There were 30 cyclists who had completed all twelve stages. For these cyclists, the times they had needed in each stage was added up for the general classification. The cyclist with the least accumulated time was the winner. Angiolo Gabrielli won the prize for best ranked independent rider in the general classification.

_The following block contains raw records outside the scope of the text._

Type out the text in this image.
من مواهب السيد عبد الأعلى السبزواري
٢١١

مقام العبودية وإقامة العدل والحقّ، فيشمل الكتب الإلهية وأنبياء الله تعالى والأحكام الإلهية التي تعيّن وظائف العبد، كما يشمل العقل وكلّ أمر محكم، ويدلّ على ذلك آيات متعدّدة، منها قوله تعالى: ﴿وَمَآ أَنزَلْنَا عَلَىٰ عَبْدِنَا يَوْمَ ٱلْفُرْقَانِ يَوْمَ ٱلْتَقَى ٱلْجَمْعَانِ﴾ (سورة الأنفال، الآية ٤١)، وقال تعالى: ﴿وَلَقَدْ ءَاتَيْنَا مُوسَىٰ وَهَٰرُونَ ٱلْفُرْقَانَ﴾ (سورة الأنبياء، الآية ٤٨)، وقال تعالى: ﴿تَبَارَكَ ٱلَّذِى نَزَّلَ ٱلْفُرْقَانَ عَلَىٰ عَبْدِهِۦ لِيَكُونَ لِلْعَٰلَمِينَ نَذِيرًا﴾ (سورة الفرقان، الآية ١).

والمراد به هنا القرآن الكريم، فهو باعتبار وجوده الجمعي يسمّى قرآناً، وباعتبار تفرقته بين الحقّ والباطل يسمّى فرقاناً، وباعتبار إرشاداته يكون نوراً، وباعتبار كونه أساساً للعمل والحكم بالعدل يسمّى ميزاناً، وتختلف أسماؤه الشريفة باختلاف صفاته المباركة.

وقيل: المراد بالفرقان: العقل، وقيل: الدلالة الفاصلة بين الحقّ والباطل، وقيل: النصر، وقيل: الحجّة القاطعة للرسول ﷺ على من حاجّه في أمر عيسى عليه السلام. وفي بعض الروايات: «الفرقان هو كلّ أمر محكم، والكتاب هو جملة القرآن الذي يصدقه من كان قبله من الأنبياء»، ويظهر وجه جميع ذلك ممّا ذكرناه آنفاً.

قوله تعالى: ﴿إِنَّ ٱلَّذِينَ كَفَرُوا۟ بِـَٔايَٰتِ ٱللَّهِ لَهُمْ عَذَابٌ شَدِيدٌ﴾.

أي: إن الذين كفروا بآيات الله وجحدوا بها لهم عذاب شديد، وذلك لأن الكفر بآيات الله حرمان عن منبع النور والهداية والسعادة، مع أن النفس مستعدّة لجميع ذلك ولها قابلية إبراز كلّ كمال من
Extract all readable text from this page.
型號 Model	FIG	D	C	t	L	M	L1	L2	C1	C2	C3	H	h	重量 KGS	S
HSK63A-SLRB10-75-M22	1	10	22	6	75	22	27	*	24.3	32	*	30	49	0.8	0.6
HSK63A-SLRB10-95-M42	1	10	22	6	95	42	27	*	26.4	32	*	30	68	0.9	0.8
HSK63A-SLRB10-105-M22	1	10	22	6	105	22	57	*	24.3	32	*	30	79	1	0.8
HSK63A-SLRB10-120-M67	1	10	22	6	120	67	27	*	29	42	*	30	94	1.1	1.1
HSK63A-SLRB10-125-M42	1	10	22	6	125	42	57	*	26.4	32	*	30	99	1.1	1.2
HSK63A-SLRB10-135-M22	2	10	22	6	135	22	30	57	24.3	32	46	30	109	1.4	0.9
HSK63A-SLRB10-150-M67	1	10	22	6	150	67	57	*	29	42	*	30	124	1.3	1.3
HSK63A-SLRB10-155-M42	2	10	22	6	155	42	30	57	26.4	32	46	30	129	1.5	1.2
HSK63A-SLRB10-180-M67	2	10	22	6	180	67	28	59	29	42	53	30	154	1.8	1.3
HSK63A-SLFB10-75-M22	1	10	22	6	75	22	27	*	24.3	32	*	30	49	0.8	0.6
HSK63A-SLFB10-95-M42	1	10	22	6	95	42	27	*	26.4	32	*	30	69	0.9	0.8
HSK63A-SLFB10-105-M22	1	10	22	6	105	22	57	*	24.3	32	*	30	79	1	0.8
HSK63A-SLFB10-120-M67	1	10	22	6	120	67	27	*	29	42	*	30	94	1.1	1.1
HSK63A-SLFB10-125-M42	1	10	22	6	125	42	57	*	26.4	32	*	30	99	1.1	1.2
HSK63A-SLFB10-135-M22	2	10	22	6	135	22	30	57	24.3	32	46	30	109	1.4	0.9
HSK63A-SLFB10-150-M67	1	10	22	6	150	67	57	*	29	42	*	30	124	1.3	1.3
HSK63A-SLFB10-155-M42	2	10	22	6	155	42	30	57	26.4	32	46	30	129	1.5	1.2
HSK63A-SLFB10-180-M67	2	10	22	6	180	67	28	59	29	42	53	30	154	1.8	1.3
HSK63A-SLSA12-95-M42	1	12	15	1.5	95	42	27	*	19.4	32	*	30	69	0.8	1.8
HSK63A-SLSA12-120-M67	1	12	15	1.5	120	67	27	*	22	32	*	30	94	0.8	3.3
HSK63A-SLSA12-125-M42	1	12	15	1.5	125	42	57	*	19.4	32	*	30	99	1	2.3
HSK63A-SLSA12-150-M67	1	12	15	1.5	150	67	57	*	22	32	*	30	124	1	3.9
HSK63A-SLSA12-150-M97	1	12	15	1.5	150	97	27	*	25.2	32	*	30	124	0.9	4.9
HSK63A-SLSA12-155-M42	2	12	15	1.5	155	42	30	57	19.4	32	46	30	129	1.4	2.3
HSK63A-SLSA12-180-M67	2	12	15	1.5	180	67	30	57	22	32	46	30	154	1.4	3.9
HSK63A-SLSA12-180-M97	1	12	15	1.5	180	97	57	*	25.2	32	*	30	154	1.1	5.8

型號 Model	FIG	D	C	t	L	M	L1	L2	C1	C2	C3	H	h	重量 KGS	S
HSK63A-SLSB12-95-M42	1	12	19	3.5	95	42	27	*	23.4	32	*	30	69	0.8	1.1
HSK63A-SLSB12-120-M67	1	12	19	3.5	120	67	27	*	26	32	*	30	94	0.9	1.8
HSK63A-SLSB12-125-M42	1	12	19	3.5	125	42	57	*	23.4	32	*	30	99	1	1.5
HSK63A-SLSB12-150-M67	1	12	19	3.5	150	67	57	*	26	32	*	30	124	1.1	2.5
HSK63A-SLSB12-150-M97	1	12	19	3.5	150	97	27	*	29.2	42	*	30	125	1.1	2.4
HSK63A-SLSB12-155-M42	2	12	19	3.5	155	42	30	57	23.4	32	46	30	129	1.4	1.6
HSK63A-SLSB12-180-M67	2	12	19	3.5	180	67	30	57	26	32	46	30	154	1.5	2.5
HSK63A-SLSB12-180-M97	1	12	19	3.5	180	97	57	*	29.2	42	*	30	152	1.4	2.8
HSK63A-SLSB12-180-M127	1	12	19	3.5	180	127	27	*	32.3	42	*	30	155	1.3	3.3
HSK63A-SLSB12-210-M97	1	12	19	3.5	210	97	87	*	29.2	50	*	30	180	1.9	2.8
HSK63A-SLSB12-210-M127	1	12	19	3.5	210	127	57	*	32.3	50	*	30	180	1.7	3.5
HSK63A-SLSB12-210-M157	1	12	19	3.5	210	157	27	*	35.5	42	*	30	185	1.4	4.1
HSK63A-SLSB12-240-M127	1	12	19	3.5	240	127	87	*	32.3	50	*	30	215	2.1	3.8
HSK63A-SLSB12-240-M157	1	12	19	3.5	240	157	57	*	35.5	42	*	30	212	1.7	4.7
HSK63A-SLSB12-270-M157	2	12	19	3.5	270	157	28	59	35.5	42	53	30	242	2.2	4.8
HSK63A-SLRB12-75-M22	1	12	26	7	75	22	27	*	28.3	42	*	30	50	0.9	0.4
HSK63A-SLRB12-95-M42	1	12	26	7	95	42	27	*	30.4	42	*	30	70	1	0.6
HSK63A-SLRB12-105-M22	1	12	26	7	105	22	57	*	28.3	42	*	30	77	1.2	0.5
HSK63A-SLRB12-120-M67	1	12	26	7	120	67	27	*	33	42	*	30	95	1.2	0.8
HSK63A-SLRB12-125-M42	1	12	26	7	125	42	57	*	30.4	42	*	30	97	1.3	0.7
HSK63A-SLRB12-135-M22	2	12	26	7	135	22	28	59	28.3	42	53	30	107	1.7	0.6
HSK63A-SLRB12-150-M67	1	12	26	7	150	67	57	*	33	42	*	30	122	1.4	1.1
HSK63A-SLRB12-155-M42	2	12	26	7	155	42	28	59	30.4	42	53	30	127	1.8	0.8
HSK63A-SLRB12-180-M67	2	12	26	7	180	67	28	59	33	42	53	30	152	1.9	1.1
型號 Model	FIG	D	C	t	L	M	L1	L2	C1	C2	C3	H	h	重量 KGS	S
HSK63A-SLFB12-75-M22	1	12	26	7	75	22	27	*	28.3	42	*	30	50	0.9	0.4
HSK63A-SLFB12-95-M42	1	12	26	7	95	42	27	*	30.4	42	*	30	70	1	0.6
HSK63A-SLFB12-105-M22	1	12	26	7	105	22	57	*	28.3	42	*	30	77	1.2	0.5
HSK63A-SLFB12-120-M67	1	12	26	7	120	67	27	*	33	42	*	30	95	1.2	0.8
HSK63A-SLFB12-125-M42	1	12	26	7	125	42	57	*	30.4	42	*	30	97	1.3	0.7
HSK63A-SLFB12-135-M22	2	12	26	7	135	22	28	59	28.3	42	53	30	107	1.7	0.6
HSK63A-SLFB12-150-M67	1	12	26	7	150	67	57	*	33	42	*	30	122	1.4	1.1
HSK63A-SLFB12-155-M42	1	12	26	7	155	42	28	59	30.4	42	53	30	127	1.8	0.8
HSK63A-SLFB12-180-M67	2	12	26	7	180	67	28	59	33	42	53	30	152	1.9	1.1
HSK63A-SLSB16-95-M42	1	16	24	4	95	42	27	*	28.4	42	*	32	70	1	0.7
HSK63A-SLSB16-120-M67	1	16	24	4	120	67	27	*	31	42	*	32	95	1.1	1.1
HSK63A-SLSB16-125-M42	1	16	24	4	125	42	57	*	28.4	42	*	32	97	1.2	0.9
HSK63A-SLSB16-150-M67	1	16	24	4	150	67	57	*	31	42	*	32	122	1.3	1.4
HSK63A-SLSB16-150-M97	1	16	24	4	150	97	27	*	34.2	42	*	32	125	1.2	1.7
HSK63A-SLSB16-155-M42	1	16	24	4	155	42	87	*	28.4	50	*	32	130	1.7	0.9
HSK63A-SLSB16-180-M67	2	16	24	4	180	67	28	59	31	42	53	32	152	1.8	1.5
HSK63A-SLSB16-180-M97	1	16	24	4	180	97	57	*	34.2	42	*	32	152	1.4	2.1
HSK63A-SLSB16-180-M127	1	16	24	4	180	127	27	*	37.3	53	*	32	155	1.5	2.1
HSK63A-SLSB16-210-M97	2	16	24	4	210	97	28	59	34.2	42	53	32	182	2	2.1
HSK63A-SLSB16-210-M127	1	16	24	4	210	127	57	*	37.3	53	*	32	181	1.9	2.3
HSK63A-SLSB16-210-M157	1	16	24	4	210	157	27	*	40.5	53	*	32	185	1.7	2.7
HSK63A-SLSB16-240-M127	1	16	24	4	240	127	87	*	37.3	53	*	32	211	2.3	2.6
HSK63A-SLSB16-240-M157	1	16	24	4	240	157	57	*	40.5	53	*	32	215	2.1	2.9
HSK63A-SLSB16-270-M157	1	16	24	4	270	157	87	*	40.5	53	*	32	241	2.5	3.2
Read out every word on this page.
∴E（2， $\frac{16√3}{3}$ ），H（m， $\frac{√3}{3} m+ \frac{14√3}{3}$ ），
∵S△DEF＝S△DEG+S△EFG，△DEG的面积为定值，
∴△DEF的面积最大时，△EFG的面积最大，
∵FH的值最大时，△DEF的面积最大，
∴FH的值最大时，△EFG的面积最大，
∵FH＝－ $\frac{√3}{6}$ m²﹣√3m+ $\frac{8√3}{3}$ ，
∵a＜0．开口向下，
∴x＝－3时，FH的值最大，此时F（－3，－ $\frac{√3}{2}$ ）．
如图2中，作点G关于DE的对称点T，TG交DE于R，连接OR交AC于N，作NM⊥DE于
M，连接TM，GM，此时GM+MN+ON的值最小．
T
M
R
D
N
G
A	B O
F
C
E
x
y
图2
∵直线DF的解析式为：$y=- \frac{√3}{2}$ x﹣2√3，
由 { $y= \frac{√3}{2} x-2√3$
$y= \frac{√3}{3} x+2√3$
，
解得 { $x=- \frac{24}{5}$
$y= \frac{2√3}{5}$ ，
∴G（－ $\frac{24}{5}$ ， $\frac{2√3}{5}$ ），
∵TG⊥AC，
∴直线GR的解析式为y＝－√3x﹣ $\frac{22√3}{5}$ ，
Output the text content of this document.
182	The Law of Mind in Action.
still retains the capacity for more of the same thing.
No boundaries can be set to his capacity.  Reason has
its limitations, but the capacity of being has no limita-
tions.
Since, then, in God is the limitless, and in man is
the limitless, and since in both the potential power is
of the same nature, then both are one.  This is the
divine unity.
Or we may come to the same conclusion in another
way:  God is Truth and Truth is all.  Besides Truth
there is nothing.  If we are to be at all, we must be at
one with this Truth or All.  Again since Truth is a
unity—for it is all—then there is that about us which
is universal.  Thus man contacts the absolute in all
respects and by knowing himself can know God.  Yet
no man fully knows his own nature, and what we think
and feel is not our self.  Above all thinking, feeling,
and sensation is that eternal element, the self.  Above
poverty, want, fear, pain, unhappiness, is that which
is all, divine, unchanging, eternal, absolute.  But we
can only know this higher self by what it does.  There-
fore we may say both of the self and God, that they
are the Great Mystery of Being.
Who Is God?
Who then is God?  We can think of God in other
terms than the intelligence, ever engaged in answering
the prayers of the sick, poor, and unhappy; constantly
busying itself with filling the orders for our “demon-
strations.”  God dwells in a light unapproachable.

Final general classification (1–10)
| Rank | Name | Team | Time |
|---|---|---|---|
| 1 | Giuseppe Enrici (ITA) | — | 143h 43' 37" |
| 2 | Federico Gay (ITA) | — | + 58' 21" |
| 3 | Angiolo Gabrielli (ITA) | — | + 1h 56' 53" |
| 4 | Secondo Martinetto (ITA) | — | + 2h 13' 51" |
| 5 | Enea Dal Fiume (ITA) | — | + 2h 19' 00" |
| 6 | Gianbattista Gilli (ITA) | — | + 2h 59' 00" |
| 7 | Vitaliano Lugli (ITA) | — | + 3h 28' 32" |
| 8 | Giovanni Rossignoli (ITA) | — | + 3h 29' 08" |
| 9 | Ottavio Pratesi (ITA) | — | + 4h 03' 00" |
| 10 | Alfredo Sivocci (ITA) | — | + 4h 03' 36" |

Final general classification (11–30)
| Rank | Name | Team | Time |
| 11 | Giovanni Tragella (ITA) | — | + 4h 21' 26" |
| 12 | Luigi Ugaglia (ITA) | — | + 5h 21' 38" |
| 13 | Domenico Sangiorgi (ITA) | — | + 6h 56' 41" |
| 14 | Alfredo Comminetti (ITA) | — | + 7h 13' 52" |
| 15 | Guido Messeri (ITA) | — | + 7h 32' 41" |
| 16 | Arturo Ferrario (ITA) | — | + 7h 45' 35" |
| 17 | Giovanni Bassi (ITA) | — | + 8h 10' 22" |
| 18 | Romolo Lazzaretti (ITA) | — | + 8h 55' 32" |
| 19 | Michele Robotti (ITA) | — | + 10h 07' 39" |
| 20 | Livio Cattel (ITA) | — | + 10h 50' 32" |
| 21 | Domenico Tutolo (ITA) | — | + 11h 09' 49" |
| 22 | Fortunato Manicardi (ITA) | — | + 12h 45' 51" |
| 23 | Giuseppe Rizzo (ITA) | — | + 15h 29' 27" |
| 24 | Enrico Sala (ITA) | — | + 17h 12' 42" |
| 25 | Antonio Buelli (ITA) | — | + 17h 17' 30" |
| 26 | Silvio Scrivanti (ITA) | — | + 17h 19' 27" |
| 27 | Luigi Gilardi (ITA) | — | + 18h 18' 39" |
| 28 | Montanari (Arturo or Giuseppe) (ITA) | — | + 18h 30' 44" |
| 29 | Maurizio Garino (ITA) | — | + 20h 51' 22" |
| 30 | Telesforo Benaglia (ITA) | — | + 20h 58' 37" |

==Aftermath==

Enrici became the first foreign born winner of the Giro d'Italia. Although he maintained Italian citizenship, Enrici was born in Pittsburgh, Pennsylvania in the United States.